The second-time bride hesitated as she reached up to tame a feral lock escaped from her dark glossy cap, still a long way from reaching her pale, bare shoulders. His smile reached out to her like the first sunlit rays of a delicate spring dawn and her husband made her feel so special in an amazing way she’d always dreamed he would…again.

They stood at the makeshift altar in the secret courtyard garden of Lady Lawler Children’s Hospital amongst a crowd of beaming children. Some were on crutches; others were in wheel-chairs hooked up to IVs and portable oxygen cylinders; many were bald and had the round faces of chemotherapy—but every single child was brimming
over with happiness for the couple about to endorse their love and commitment.

Richard and Joanna recited their vows of love and caring to an audience hushed with anticipation, and then the clear, sweet voice of a boy soprano rang out in the crisp air of a perfect spring day. Danny Sims sang ‘The Rose’.

Then a tiny girl in a long white dress toddled forward and presented the bride with a small posy of sweet-smelling freesias to add to her bouquet.

‘From all us kids,’ she said grandly.

Joanna bent forward and kissed the child’s cheek.

‘Thank you, Taylor,’ Joanna whispered a moment before the little girl ran back to the protective arms of her smiling mother.

Richard squeezed his wife’s hand.

‘And I’d like to thank everyone here today for sharing our happiness.
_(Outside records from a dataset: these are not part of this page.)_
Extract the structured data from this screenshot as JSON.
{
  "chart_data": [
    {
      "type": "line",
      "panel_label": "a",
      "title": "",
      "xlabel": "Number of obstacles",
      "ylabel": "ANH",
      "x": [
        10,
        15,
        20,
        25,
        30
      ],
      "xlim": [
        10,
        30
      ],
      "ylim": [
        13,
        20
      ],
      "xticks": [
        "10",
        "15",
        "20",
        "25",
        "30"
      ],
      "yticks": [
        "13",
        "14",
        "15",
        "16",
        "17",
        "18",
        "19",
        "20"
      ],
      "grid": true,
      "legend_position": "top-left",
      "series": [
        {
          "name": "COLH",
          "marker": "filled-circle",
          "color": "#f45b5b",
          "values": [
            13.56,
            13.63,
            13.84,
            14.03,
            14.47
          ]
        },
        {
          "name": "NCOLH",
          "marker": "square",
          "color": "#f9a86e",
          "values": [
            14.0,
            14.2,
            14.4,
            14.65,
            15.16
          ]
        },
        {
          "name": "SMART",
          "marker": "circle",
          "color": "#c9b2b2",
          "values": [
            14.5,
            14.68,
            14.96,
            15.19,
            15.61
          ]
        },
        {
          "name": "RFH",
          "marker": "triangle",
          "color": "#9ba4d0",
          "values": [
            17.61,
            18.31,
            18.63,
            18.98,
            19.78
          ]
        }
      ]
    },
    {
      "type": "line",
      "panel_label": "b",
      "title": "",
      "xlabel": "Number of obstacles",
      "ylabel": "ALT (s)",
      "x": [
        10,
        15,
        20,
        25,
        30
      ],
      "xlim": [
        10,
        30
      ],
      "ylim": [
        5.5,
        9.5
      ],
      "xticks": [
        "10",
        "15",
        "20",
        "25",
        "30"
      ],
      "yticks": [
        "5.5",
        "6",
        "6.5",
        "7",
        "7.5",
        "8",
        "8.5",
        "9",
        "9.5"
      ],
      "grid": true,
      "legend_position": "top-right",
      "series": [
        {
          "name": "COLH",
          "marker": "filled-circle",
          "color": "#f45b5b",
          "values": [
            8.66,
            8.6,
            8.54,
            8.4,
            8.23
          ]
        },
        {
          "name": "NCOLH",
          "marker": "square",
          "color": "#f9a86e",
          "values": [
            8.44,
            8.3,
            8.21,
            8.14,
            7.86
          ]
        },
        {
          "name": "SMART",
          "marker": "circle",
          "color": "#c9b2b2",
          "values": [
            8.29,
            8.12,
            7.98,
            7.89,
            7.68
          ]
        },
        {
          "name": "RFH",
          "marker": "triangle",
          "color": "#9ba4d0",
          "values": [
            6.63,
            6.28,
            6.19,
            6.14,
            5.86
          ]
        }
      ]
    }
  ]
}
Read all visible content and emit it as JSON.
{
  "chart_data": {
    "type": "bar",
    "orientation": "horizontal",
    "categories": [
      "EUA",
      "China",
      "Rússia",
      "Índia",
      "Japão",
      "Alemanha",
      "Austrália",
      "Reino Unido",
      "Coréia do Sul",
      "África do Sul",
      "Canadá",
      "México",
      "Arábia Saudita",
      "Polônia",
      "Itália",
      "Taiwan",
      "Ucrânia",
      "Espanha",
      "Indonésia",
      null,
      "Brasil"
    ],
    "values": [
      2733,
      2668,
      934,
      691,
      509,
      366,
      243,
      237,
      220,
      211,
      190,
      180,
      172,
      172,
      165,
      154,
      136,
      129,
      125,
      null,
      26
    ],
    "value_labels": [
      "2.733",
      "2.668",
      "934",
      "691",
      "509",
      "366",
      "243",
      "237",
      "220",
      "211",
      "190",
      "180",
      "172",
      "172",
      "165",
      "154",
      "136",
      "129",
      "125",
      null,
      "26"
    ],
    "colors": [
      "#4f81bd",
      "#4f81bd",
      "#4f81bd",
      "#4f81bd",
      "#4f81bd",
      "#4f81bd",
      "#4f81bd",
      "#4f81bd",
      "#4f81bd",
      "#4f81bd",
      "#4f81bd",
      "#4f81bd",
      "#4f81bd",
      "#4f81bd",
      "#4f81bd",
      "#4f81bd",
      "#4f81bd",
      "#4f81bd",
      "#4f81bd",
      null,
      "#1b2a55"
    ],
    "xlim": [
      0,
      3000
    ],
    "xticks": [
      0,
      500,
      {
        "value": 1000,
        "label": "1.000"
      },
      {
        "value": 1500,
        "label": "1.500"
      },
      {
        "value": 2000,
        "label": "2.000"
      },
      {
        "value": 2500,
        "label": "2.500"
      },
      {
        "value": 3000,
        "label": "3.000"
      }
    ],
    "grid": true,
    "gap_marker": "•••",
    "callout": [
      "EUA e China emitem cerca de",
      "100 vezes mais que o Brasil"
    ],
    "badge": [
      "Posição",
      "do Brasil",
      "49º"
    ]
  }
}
Though I’m afraid we can’t put it off any longer: what you’ve all been waiting for; what started this whole thing with Joanna and I.’

The guests chuckled and then began to clap as Jessie and Cassie brought out a chair, Karen following close behind carrying a small case and
what looked like a Spiderman cape slung across her arm.

Lynne and Barbara came next with sombre expressions on their faces.

With the theatrics of a circus ringmaster, Lynne led Richard to the chair. He sat down and Karen draped him in the cape while the noise of the clapping gradually increased to a crescendo.

Barbara raised her hands.

‘Quiet, everyone.’

She beckoned Joanna to come across and handed her a set of battery-operated shears.